Inúmeros manifestos e estudos apontam os efeitos nefastos de uma economia embebida em ideologias de mercado que confrontam as realidades do mundo. Dentre eles, o chamado do Papa Francisco na Encíclica Laudato Si’ se destaca ao denunciar as mazelas da sociedade de mercado sobre os povos, especialmente os pobres, e a natureza. Ele denominou esse sistema de “economia que mata”, pois, ao estimular a busca cega por acumulação de riquezas, o planeta e as populações sofrem com ecocídio e desigualdades socioeconômicas sem precedentes.

Extração, exploração e dominação voltaram ao léxico cotidiano. Os conflitos sociais, políticos e econômicos transformaram-se qualitativa e quantitativamente. O mundo é invadido por bilionários do setor tecnológico, e novas zonas hipercolonialistas são formadas. A concentração de riqueza nas mãos de poucos evidencia o caráter necropolítico dos sistemas econômicos e a brutalidade social associada a eles.

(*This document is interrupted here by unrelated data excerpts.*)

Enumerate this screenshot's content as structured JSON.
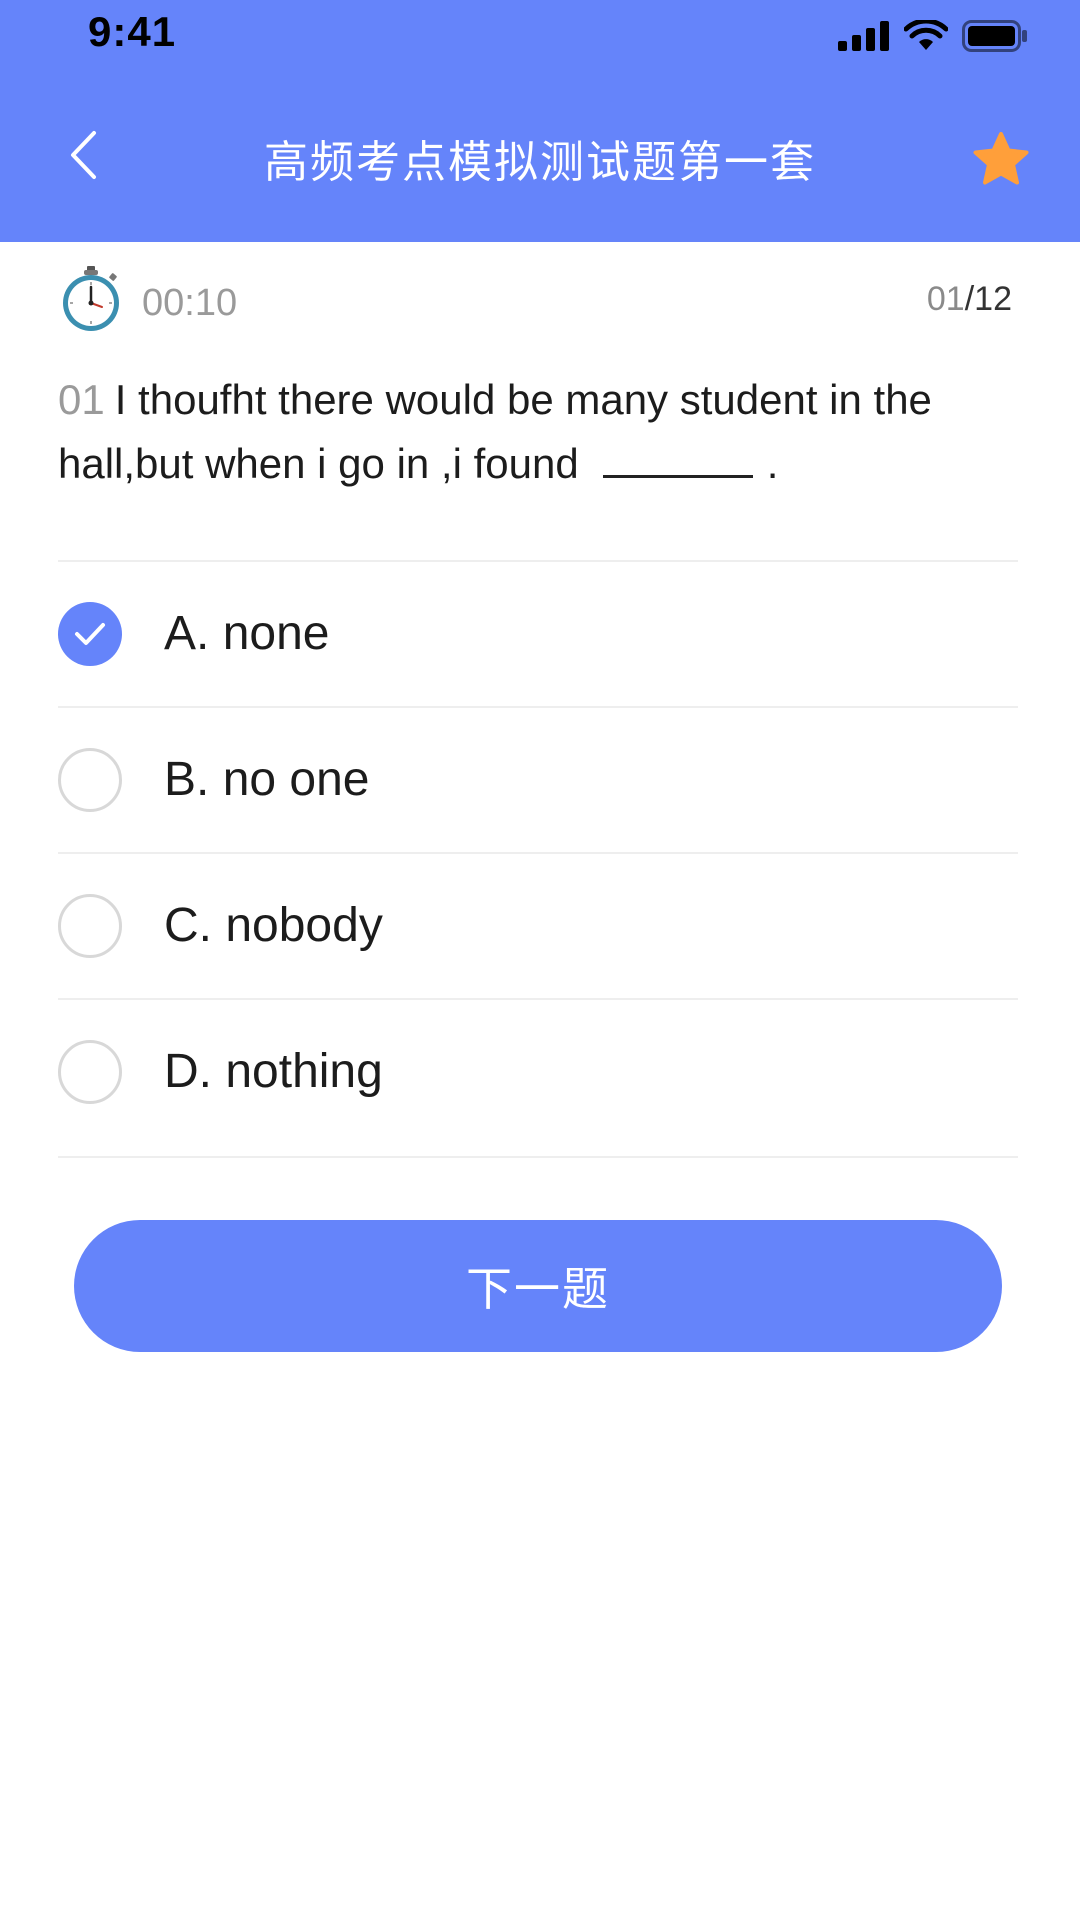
{
  "status_bar": {
    "time": "9:41"
  },
  "header": {
    "title": "高频考点模拟测试题第一套"
  },
  "timer": {
    "elapsed": "00:10"
  },
  "progress": {
    "current": "01",
    "separator": "/",
    "total": "12"
  },
  "question": {
    "number": "01",
    "text_before_blank": "I thoufht there would be many student in the hall,but when i go in ,i found",
    "text_after_blank": "."
  },
  "options": [
    {
      "label": "A. none",
      "selected": true
    },
    {
      "label": "B. no one",
      "selected": false
    },
    {
      "label": "C. nobody",
      "selected": false
    },
    {
      "label": "D. nothing",
      "selected": false
    }
  ],
  "next_button": {
    "label": "下一题"
  },
  "colors": {
    "primary": "#6584FA",
    "star": "#FF9F3A"
  }
}
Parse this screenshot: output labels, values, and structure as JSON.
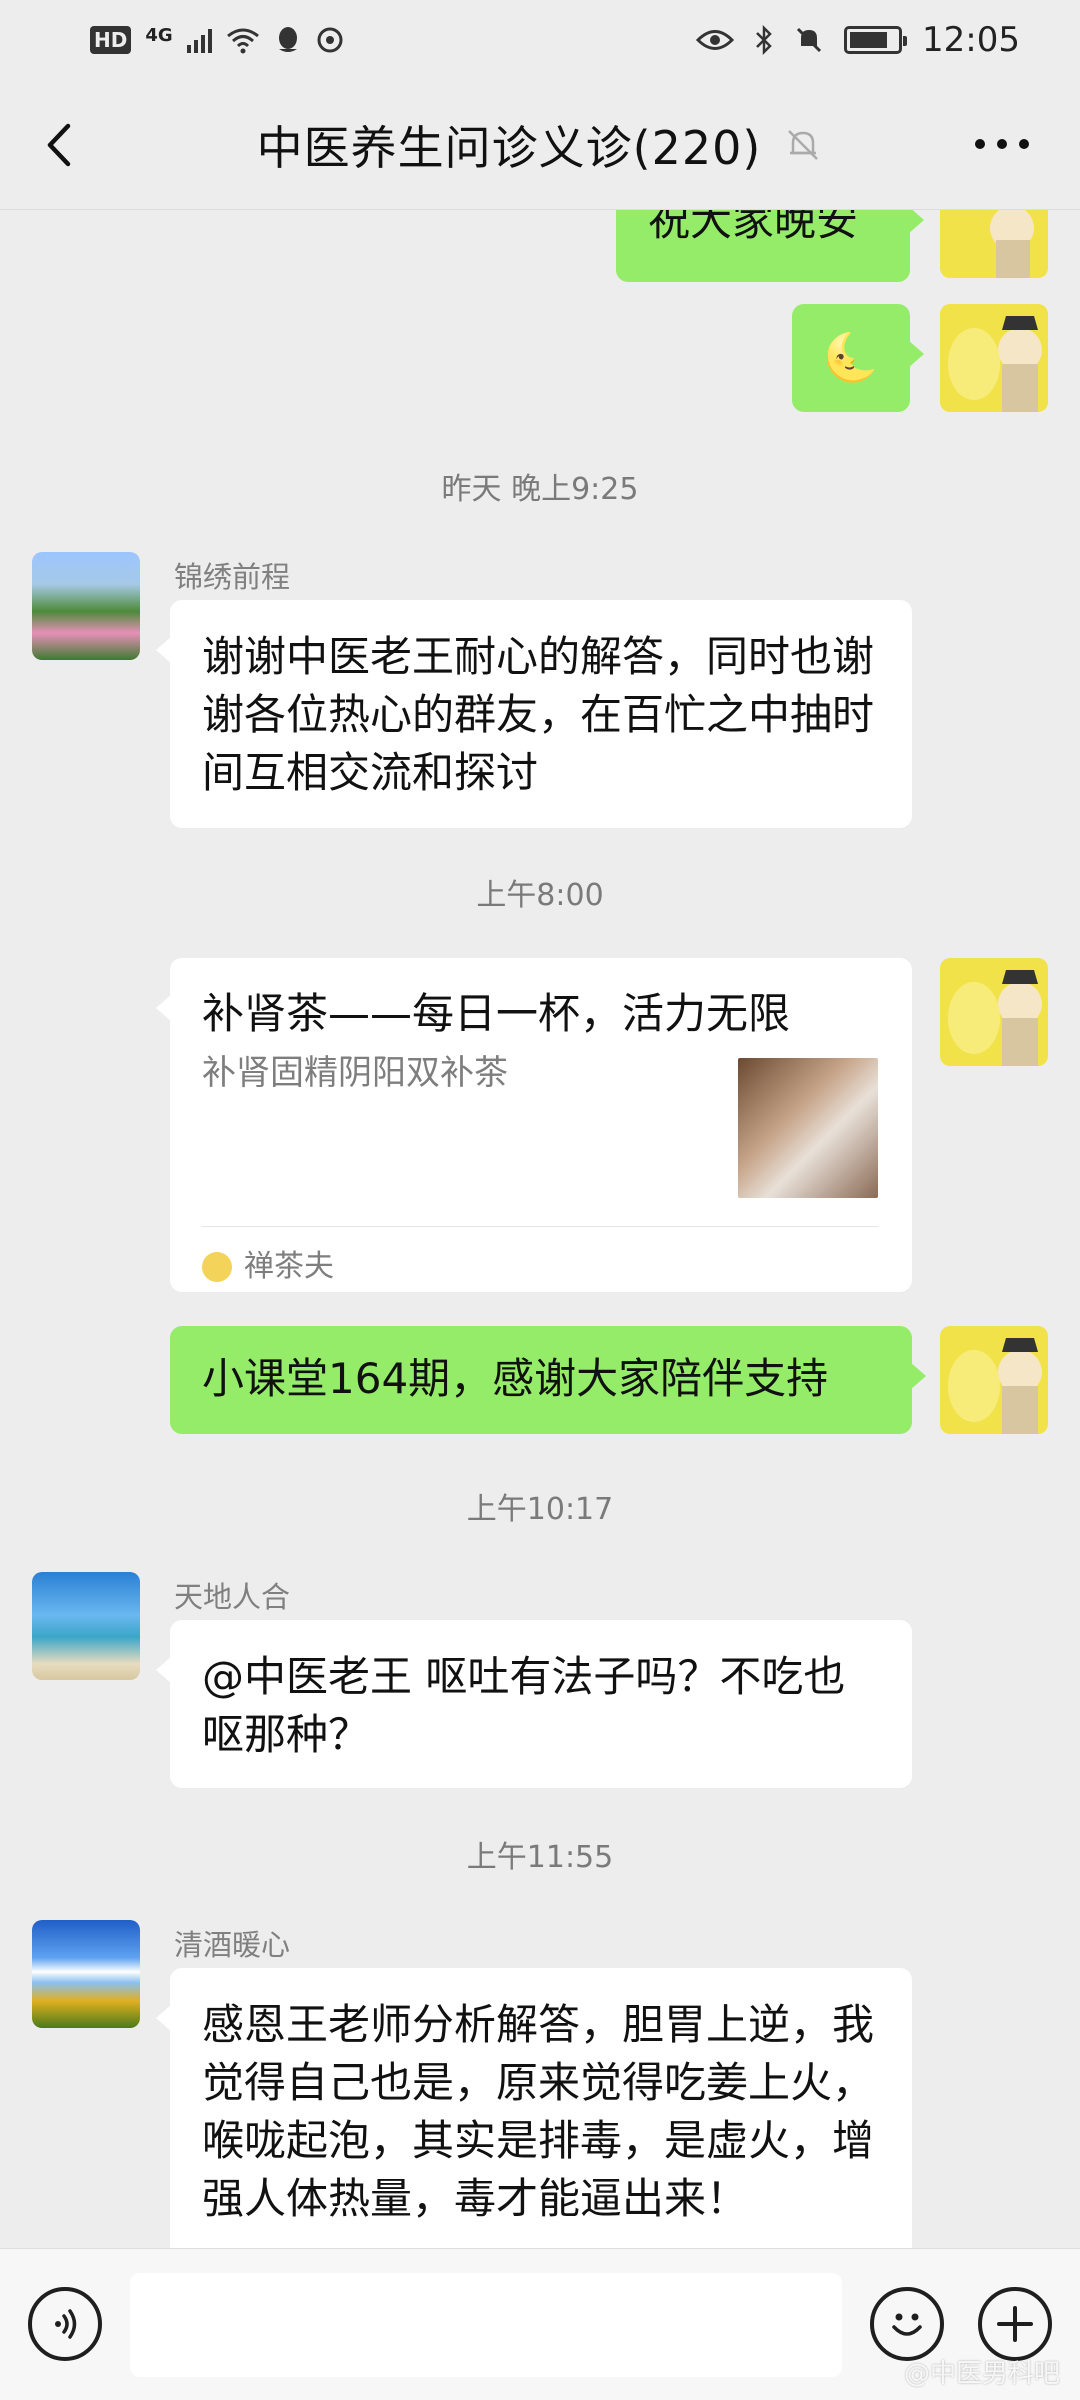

A mudança é tão profunda que filósofos como Bruno Latour apontaram um novo eixo para a discussão político-econômica. Para Latour:

As ‘classes’ sempre foram organizadas e definidas de acordo com as relações de produção. Desde meados do século XIX, todos os debates políticos giraram em torno de duas questões fundamentais: como desenvolver as forças produtivas? Como partilhar e distribuir os frutos dessa produção? [...] Agora percebemos que tudo isso dependia do carvão e do petróleo — e que esse ‘pacto’ político se baseava, portanto, em uma circulação material que não é mais viável. [...] A questão climática faz da habitabilidade do planeta o problema fundamental. Esta torna-se a questão prioritária, à qual todas as outras questões políticas estão agora sujeitas.

Economia Donut: uma resposta atenta às movimentações do real

Os cursos de ciências econômicas têm capacidade de responder às demandas da sociedade do século XXI? Concentração de renda; desigualdade social brutal; digitalização da vida e seus processos de socialização; plataformização; mundo do trabalho precarizado; mutações climáticas; guerras; sindemias; ultraneoliberalismo; desconfiança nos sistemas democráticos. Todos estes e muitos outros fenômenos se convergem e simultaneamente nos desafiam no início da segunda década deste século. Cabe a nós analisarmos nossos livros-textos e indagar: os estudos com base em metodologias estáticas nos permitem captar movimento? A linearidade explica os ciclos das matérias e da natureza? As teorias econômicas, nascidas e desenvolvidas para a realidade de dois séculos atrás ainda nos auxiliam nas questões de nosso tempo? As relações humanas, com suas incertezas, vicissitudes e possibilidades, podem ser integralmente substituídas por modelos matemáticos e estatísticos?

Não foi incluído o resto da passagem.